We ask that participants choose one day to participate. Multiple arrests on similar charges are likely to make the charges increase or create complications.
Can minors participate in the action?
We’re requesting that minors not participate in the sit-in part of the action, but they’re welcome to help out as part of our support team providing water, taking photos, etc.
What should I do if I’m willing to risk arrest but need to take medications?
If you are participating in an action and require daily medication, we recommend you take the necessary medication (for a 24 hour period) with you as a precautionary measure. If you are detained after the action, it can take a certain amount of time for you to be released.
What should we do if there are opponents trying to disrupt the action or people who start to act outside of the agreed Action Guidelines?
Dealing with inappropriate escalation (or confrontation from our opponents) is going to be a main duty of the support team that will be on site for every action.
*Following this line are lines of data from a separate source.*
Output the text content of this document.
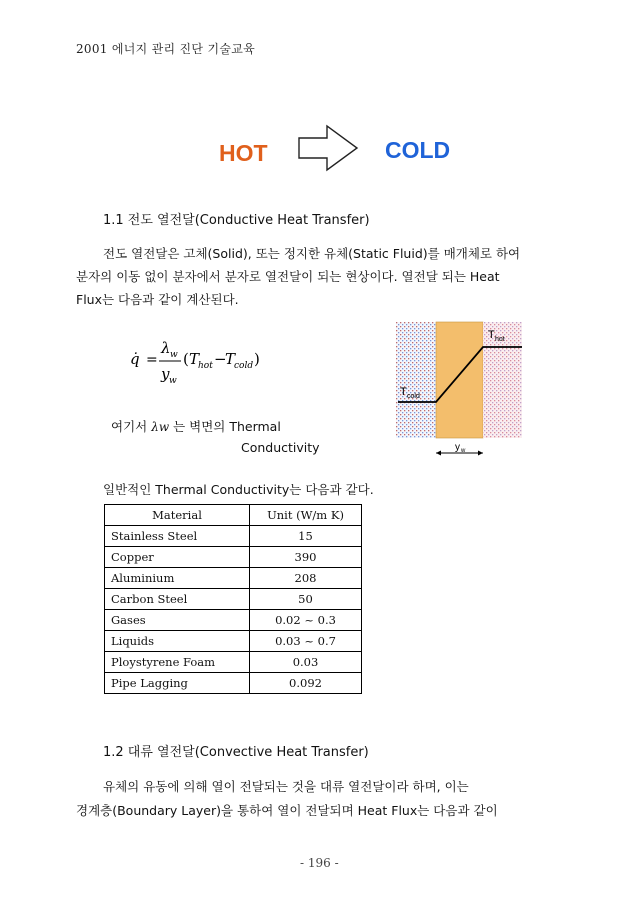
2001 에너지 관리 진단 기술교육
HOT	COLD
1.1 전도 열전달(Conductive Heat Transfer)
전도 열전달은 고체(Solid), 또는 정지한 유체(Static Fluid)를 매개체로 하여
분자의 이동 없이 분자에서 분자로 열전달이 되는 현상이다. 열전달 되는 Heat
Flux는 다음과 같이 계산된다.
q̇ =
λ w
y w
( T
hot −
T
cold )
여기서 λw 는 벽면의 Thermal
Conductivity
T hot
T cold
y w
일반적인 Thermal Conductivity는 다음과 같다.
Material	Unit (W/m K)
Stainless Steel	15
Copper	390
Aluminium	208
Carbon Steel	50
Gases	0.02 ~ 0.3
Liquids	0.03 ~ 0.7
Ploystyrene Foam	0.03
Pipe Lagging	0.092
1.2 대류 열전달(Convective Heat Transfer)
유체의 유동에 의해 열이 전달되는 것을 대류 열전달이라 하며, 이는
경계층(Boundary Layer)을 통하여 열이 전달되며 Heat Flux는 다음과 같이
- 196 -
They’ll be ready to talk with folks who seem to be getting out of hand, and to help direct energy to the more strategic, productive parts of the action.
Can I participate in the action if I am an international student, have permanent residency or am a person without Canadian citizenship?
We recommend that people without Canadian citizenship seek legal advice for their specific situation before participating in this action as the risks are higher and the charges could be different to those of Canadian citizens.
Can I participate in the action if I have priors or am currently in a court case?
We do not recommend that people with priors or current legal proceedings participate in the action as the charges could be different and complications could arise.
I am a public servant, can I participate in this action?
Participation in lawful protest is a democratic right. If you are charged with a provincial offence such as trespass, your public service employer should have no cause to discipline you. If you are disciplined or harassed at work by your employer, speak to your trade union or a lawyer. If you are charged with a criminal offense, your public service employer may decide to investigate the matter on its own and/or suspend you with or without pay. Any person charged but not convicted is innocent until proven guilty beyond a reasonable doubt.
Will the charges from this action be reflected in a police record check? (For example if I need to have a police record check done for employment, etc.)
A police record check will include convictions under the Criminal Code. If you are not charged criminally, the resulting conviction will not become part of a criminal record.
Will the charges from this action affect my ability to travel or cross the border?
Any serious criminal offense conviction may affect your ability to travel abroad or cross the border to the United States. For US border crossings, serious offenses usually involve violence or crimes of “moral turpitude”, which are assessed on a case by case basis. Non-violent summary offence convictions may not cause problems for foreign travel, but you should speak to a lawyer if you intend to travel abroad in such circumstances.